先日、「故障しても許されるフェラーリ」という趣旨の記事タイトルを見かけた。
本文は会員限定だったので読んでいない。ただ、そのタイトルを見て、「信用は築くのに10年、失うのは一瞬」という有名な言葉を思い出した。
確かに、ブランドが信用を築くには長い時間がかかる。
品質を守る。期待を裏切らない。問い合わせにきちんと対応する。約束した日に商品を届ける。そうした小さな積み重ねによって、少しずつ信用はつくられていく。
一方で、大きな不祥事や失敗によって、それまで築いてきた信用を一気に失う企業もある。
ただ、本当に10年かけて築いた信用は、一度の失敗だけで一瞬にしてなくなるものなのだろうか。
むしろ、簡単になくなってしまうのであれば、それまで積み上げてきたものは、本当に信用だったのかとも思う。
故障しても許されるブランド
もちろん、「フェラーリなら壊れてもいい」という単純な話ではない。
しかし、フェラーリを買う人が求めている価値は、「絶対に故障しないこと」だけではないはずだ。
デザイン、走行性能、歴史、希少性、所有することそのものの体験。
そうした価値が長い時間をかけて積み上がっているからこそ、一つの欠点やトラブルがあったとしても、それだけですべての評価が覆るとは限らない。
これは、ブランドが長年築いてきた信用が機能している状態とも言える。
強いブランドとは、失敗しないブランドではないのかもしれない。
失敗したときにも、それまで積み上げてきたものが顧客の判断に残るブランドなのだと思う。
信用が一瞬で消えるとき
では、なぜ一つの出来事によって信用を大きく失うブランドもあるのか。
違いは、その出来事によって「過去の見え方」まで変わってしまうかどうかにあるのではないかと思う。
たとえば、長年品質を大切にしてきた企業が、一度製品トラブルを起こした。
それだけであれば、「こういうこともある。今後どう対応するのか見よう」と考える顧客もいるだろう。
しかし、そのトラブルを長期間隠していたことが分かったとしたら、意味は変わってくる。
これまで「品質を大切にしている会社だ」と思っていた過去の行動まで、別のものに見え始める。
信用が一瞬でなくなったように見えるとき、実際には一つの失敗が10年分の信用を消しているのではない。
その出来事によって、過去10年の解釈そのものが書き換わっている。
そう考えた方が近いのかもしれない。
信用が残るとき、消えるとき
- 一つの失敗があっても、それまで積み上げてきたものが顧客の判断に残るなら、信用は機能している。
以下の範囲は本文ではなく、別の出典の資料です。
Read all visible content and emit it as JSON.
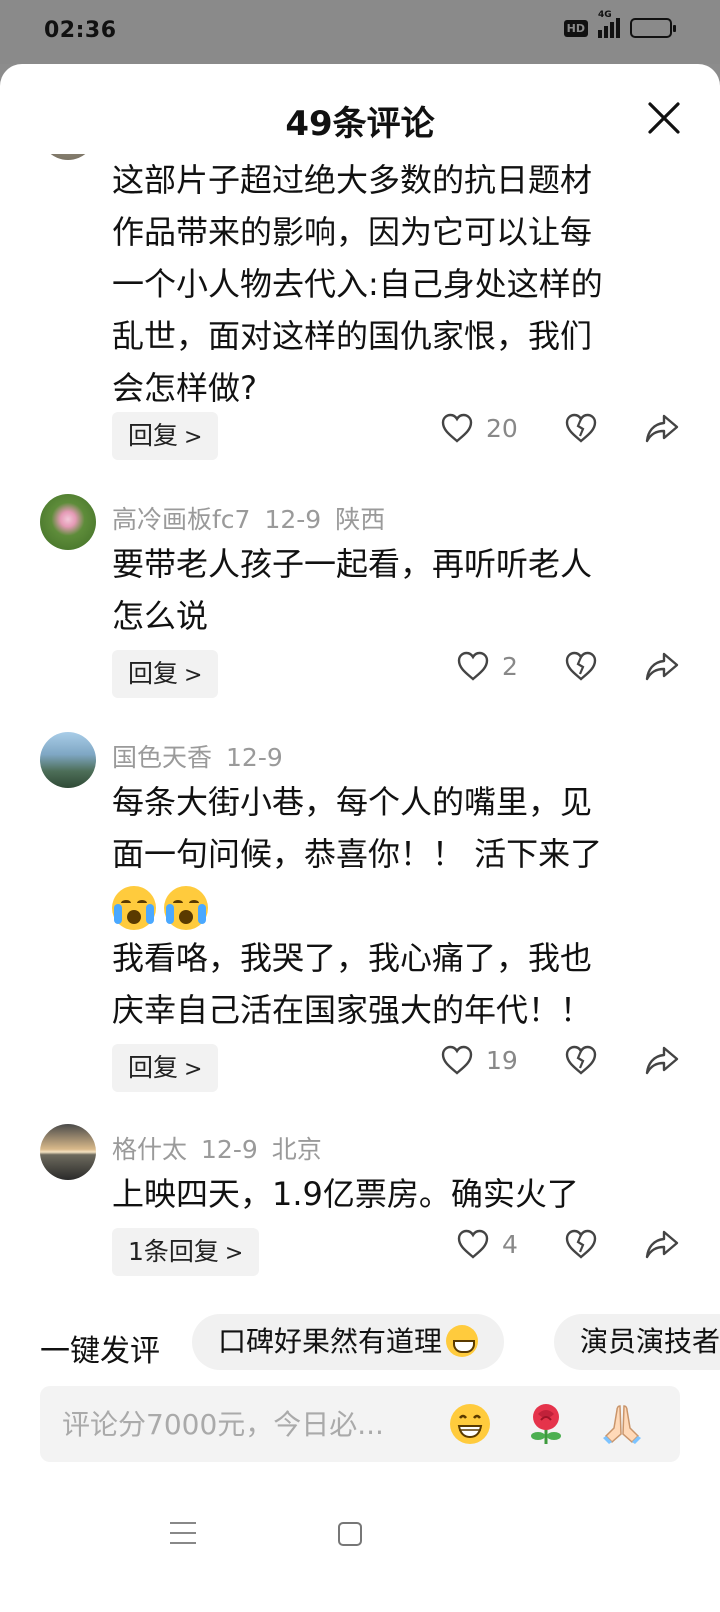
{
  "status_bar": {
    "time": "02:36",
    "hd": "HD",
    "network": "4G"
  },
  "sheet": {
    "title": "49条评论"
  },
  "comments": [
    {
      "user": "",
      "date": "",
      "location": "",
      "lines": [
        "这部片子超过绝大多数的抗日题材",
        "作品带来的影响，因为它可以让每",
        "一个小人物去代入:自己身处这样的",
        "乱世，面对这样的国仇家恨，我们",
        "会怎样做?"
      ],
      "reply_label": "回复",
      "likes": "20"
    },
    {
      "user": "高冷画板fc7",
      "date": "12-9",
      "location": "陕西",
      "lines": [
        "要带老人孩子一起看，再听听老人",
        "怎么说"
      ],
      "reply_label": "回复",
      "likes": "2"
    },
    {
      "user": "国色天香",
      "date": "12-9",
      "location": "",
      "lines": [
        "每条大街小巷，每个人的嘴里，见",
        "面一句问候，恭喜你！！ 活下来了",
        "",
        "我看咯，我哭了，我心痛了，我也",
        "庆幸自己活在国家强大的年代！！"
      ],
      "reply_label": "回复",
      "likes": "19"
    },
    {
      "user": "格什太",
      "date": "12-9",
      "location": "北京",
      "lines": [
        "上映四天，1.9亿票房。确实火了"
      ],
      "reply_label": "1条回复",
      "likes": "4"
    }
  ],
  "quick_comment": {
    "label": "一键发评",
    "chips": [
      "口碑好果然有道理",
      "演员演技者"
    ]
  },
  "input": {
    "placeholder": "评论分7000元，今日必..."
  },
  "icons": {
    "like": "heart-outline-icon",
    "dislike": "broken-heart-icon",
    "share": "share-arrow-icon",
    "close": "close-icon"
  }
}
- その出来事によって過去の行動の見え方まで変わってしまうと、10年分の解釈がまとめて書き換わる。
人も同じだ
ここまで考えて、これは人間関係でも似ているなと思った。
長く付き合っている人が一度失敗したからといって、それまで見てきたものをすべて否定することはあまりない。
人間なので、間違えることもあれば、普段とは違う一面が出ることもある。
その一つの出来事だけで判断するのではなく、それまでどういう行動をしてきた人なのか、そして失敗したあとにどう振る舞うのかを見る。
一方で、一つの出来事によって「今まで見ていたこの人は何だったのだろう」と思えば、過去の記憶まで違って見える。
ブランドと人との間に築かれる信用も、案外似た構造なのだと思う。
おわりに|失敗したときに試される
ブランドを運営する側からすると、失敗しないことを目指すのは当然である。
しかし、どれだけ慎重に運営していても、長い時間の中で一度も問題を起こさない企業はほとんどない。
だからこそ、普段から積み上げている信用に意味がある。
何も起きていないときには見えにくいが、何かが起きたときに、
「この会社なら、きちんと対応するだろう」
「今回は残念だったけれど、これまでの経験まで否定する必要はない」
と思ってもらえる。
それもまた、ブランドが長い時間をかけて築いてきた資産なのだと思う。
そして、当社もこの9月から10期目に入った。
ちょうど「10年」という時間を少し意識する節目でもあったので、このテーマについて書いてみようと思った。
これまで一つひとつ積み上げてきた仕事や関係が、何かあったときにも簡単には消えないものになっているとしたら、それは会社としてとても大きな財産だと思う。
10年の信用は、一瞬では消えない。
今後も積み上げていきたいと思った次第であります。